Eliminating wheat may be inconvenient, but it is certainly not unhealthy.

SCHEDULE YOUR RADICAL WHEAT-ECTOMY

Thankfully, eliminating all wheat from your diet is not as bad as setting up mirrors and scalpels to remove your own appendix without anesthesia. For some people, it’s a simple matter of passing up the bagel shop or turning down the sweet rolls. For others, it can be a distinctly unpleasant experience on par with a root canal or living with your in-laws for a month.

In my experience, the most effective and, ultimately, the easiest way to eliminate wheat is to do it abruptly and completely. The
insulin-glucose roller coaster caused by wheat, along with brain-addictive exorphin effects, makes it difficult for some people to gradually reduce wheat, so abrupt cessation may be preferable. Abrupt and complete elimination of wheat will, in the susceptible, trigger the withdrawal phenomenon. But getting through the withdrawal that accompanies abrupt cessation may be easier than the gnawing fluctuations of cravings that usually accompany just cutting back—not much different from an alcoholic trying to go dry. Nonetheless, some people are more comfortable with gradual reduction rather than abrupt elimination. Either way, the end result is the same.

By now, I’m confident you’re attuned to the fact that wheat is not just about bread. Wheat is ubiquitous—it’s in everything.

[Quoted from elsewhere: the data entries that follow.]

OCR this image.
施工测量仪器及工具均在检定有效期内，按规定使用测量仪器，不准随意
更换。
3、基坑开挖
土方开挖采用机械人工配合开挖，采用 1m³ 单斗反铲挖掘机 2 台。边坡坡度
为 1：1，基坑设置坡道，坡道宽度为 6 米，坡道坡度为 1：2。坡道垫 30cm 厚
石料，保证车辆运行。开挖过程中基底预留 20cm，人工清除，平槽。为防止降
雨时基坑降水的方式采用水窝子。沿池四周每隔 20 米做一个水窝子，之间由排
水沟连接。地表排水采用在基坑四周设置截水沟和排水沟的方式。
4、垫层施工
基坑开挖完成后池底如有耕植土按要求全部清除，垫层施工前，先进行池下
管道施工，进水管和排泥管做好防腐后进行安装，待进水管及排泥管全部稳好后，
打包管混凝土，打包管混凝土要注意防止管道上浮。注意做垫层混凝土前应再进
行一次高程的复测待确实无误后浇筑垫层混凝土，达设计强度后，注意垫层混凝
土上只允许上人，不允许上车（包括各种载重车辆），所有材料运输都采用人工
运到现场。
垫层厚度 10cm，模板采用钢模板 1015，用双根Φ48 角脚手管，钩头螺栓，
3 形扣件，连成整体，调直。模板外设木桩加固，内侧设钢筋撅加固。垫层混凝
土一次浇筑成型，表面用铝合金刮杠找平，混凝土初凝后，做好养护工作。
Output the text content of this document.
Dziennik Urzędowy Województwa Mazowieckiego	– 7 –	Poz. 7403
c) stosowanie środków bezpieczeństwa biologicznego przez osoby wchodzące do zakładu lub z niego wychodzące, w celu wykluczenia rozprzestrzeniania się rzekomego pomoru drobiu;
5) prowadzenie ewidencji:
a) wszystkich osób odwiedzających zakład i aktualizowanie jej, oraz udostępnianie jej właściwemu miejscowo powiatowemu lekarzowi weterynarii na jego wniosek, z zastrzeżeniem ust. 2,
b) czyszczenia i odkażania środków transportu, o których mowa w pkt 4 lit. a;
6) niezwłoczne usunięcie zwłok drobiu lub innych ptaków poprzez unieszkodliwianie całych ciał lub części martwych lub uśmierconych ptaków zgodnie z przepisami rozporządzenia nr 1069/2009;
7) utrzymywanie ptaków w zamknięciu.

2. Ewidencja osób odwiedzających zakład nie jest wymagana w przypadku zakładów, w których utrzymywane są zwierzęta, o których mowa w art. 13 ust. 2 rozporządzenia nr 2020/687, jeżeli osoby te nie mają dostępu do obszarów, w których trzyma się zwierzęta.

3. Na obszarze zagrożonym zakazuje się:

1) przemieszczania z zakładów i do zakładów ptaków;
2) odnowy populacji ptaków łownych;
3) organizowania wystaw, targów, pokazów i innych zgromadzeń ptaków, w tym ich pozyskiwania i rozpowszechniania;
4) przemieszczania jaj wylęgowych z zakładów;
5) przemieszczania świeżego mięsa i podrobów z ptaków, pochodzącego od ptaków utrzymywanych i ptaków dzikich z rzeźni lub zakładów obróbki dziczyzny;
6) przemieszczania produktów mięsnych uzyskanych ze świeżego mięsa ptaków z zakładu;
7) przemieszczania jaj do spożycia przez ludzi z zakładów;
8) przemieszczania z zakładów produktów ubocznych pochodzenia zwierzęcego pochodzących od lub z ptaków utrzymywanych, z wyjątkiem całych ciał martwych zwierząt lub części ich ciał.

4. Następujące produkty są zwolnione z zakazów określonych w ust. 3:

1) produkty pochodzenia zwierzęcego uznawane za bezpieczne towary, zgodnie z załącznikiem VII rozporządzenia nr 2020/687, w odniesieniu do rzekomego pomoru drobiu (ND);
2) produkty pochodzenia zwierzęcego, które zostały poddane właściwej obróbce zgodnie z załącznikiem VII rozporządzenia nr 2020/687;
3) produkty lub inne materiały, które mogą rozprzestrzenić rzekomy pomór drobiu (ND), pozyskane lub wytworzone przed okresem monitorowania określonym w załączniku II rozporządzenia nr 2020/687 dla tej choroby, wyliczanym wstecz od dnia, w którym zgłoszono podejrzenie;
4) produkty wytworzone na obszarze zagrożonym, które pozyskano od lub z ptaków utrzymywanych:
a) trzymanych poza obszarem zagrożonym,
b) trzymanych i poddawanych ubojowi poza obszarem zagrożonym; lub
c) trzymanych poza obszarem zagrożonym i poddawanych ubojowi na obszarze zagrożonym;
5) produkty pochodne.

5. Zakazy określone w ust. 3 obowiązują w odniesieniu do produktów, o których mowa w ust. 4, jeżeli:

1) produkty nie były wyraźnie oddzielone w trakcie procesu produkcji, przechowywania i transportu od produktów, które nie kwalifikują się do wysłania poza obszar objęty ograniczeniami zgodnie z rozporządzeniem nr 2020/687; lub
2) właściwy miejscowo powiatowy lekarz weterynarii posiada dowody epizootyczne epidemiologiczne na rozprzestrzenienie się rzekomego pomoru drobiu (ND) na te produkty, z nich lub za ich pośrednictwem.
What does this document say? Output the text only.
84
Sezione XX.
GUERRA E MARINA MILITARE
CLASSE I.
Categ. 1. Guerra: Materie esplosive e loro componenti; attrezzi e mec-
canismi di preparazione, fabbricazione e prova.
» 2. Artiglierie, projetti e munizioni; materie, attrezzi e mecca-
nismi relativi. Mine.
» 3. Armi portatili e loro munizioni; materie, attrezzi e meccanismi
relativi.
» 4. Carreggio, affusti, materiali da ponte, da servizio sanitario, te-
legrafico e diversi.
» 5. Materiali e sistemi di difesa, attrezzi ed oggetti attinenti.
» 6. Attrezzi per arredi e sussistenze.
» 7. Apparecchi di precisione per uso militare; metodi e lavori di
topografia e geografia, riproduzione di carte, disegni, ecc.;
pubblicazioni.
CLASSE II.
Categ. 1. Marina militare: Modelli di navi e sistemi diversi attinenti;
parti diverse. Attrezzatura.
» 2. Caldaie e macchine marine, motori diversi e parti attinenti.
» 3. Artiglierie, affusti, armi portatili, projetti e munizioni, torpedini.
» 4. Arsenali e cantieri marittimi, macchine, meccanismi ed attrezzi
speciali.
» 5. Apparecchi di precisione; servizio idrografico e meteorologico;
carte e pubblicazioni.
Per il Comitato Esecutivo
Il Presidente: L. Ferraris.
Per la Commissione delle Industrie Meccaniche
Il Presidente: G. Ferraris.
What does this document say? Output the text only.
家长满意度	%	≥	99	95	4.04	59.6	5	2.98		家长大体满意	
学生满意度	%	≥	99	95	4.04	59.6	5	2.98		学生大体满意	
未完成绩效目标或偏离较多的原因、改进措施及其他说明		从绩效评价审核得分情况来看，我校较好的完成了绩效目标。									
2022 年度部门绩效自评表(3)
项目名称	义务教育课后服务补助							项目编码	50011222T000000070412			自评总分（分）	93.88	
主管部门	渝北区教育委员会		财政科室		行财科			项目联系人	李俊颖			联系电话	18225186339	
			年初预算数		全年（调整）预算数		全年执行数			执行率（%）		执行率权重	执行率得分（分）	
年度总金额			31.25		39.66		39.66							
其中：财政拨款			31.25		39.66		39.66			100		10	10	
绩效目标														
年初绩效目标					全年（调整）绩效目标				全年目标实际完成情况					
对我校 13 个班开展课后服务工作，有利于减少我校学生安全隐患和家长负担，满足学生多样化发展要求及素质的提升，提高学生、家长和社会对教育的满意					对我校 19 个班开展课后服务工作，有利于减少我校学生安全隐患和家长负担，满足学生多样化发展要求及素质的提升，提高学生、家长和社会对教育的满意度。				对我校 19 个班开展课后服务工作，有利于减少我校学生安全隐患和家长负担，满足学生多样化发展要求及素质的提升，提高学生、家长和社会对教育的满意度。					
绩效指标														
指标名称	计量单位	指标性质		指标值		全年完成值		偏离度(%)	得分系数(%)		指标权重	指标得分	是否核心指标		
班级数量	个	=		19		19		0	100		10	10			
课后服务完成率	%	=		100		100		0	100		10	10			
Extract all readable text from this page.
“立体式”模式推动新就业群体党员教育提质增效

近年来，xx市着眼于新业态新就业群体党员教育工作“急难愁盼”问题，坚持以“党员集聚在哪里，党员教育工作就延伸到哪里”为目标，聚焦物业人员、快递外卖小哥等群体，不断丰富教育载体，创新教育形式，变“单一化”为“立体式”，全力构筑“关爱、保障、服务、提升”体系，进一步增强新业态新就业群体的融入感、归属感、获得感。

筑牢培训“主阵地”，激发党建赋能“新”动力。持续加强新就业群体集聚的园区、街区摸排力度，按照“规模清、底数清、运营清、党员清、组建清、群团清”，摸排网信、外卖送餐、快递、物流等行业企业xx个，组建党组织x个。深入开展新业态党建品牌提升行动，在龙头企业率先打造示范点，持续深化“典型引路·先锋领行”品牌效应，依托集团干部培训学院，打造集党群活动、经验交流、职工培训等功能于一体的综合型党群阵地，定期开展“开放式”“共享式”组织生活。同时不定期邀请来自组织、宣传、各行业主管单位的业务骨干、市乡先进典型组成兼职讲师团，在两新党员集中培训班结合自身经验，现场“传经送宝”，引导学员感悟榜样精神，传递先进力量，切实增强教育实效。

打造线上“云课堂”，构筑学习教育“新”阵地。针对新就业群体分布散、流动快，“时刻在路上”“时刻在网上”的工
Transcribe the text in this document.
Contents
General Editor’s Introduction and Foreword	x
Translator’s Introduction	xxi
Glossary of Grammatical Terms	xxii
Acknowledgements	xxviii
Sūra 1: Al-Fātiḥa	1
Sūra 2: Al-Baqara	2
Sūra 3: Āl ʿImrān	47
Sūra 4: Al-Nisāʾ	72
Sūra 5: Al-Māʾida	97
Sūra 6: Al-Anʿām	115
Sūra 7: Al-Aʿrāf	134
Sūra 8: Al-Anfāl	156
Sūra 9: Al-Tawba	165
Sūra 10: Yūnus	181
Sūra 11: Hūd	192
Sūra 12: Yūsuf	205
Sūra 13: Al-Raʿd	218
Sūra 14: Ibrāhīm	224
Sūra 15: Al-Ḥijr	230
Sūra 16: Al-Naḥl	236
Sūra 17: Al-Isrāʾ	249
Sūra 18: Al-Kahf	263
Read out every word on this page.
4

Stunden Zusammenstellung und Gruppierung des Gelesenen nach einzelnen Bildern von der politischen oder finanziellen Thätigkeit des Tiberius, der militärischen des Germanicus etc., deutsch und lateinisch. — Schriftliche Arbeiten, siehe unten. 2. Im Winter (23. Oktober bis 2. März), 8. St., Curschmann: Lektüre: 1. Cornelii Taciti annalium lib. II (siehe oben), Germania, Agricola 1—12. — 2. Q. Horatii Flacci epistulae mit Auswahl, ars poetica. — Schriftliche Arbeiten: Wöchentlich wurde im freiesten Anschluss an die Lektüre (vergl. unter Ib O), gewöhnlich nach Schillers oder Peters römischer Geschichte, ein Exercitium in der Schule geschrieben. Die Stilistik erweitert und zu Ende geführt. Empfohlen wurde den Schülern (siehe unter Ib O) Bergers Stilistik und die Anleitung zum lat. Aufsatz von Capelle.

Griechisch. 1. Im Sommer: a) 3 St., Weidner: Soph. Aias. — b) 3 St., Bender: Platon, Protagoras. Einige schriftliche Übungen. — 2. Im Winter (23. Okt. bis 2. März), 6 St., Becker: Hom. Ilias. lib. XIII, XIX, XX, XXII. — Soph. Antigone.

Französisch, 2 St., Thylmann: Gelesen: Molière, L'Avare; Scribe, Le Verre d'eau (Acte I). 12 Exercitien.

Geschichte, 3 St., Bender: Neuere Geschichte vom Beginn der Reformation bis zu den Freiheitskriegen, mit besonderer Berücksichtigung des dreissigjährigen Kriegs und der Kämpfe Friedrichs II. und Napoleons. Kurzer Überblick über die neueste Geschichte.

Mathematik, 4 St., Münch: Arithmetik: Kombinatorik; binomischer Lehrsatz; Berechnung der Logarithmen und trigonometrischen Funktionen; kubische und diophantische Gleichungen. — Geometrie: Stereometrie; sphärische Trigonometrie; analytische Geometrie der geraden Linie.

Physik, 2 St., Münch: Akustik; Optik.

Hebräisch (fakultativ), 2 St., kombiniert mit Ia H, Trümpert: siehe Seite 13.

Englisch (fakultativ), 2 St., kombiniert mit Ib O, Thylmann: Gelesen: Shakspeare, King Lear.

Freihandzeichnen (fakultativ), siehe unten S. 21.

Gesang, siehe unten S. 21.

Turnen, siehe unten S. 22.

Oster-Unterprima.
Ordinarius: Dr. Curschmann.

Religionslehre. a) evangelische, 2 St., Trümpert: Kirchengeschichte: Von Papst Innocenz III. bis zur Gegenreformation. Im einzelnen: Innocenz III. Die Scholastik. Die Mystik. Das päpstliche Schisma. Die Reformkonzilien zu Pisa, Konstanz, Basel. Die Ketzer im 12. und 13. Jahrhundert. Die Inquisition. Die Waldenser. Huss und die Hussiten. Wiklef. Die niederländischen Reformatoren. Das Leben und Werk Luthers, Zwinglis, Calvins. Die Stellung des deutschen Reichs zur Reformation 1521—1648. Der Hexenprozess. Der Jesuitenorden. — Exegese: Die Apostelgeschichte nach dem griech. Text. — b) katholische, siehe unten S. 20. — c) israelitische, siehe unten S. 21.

Many people, on first setting out to identify foods containing wheat, find it in nearly all the processed foods they have been eating, including the most improbable places such as canned “cream” soups and “healthy” frozen dinners. Wheat is there for two reasons: One, it tastes good. Two, it stimulates appetite. The latter reason is not for
your
benefit, of course, but for the benefit of food manufacturers. To food manufacturers, wheat is like nicotine in cigarettes: the best insurance they have to encourage continued consumption. (Incidentally, other common ingredients in processed foods that increase consumption, though not as potent as wheat’s effect, include high-fructose corn syrup, sucrose, cornstarch, and salt. These are also worth avoiding.)

Removing wheat does, without question, require some forethought. Foods made with wheat have the inarguable advantage of convenience: Sandwiches and wraps, for example, are easily carried, stored, and eaten out of hand. Avoiding wheat means taking your own food to work and using a fork or spoon to eat it. It may mean you need to shop more often and—heaven forbid—cook. Greater dependence on vegetables and fresh fruit can also mean going to the store, farmers’ market, or greengrocer a couple of times a week.

However, the inconvenience factor is far from insurmountable. It might mean a few minutes of advance preparation, such as cutting and wrapping a hunk of cheese and putting it in a baggie to bring along to work, along with several handfuls of raw almonds and vegetable soup in a container. It might mean setting aside some of your spinach salad from dinner to eat the following morning for breakfast. (Yes: dinner for breakfast, a useful strategy to be discussed later.)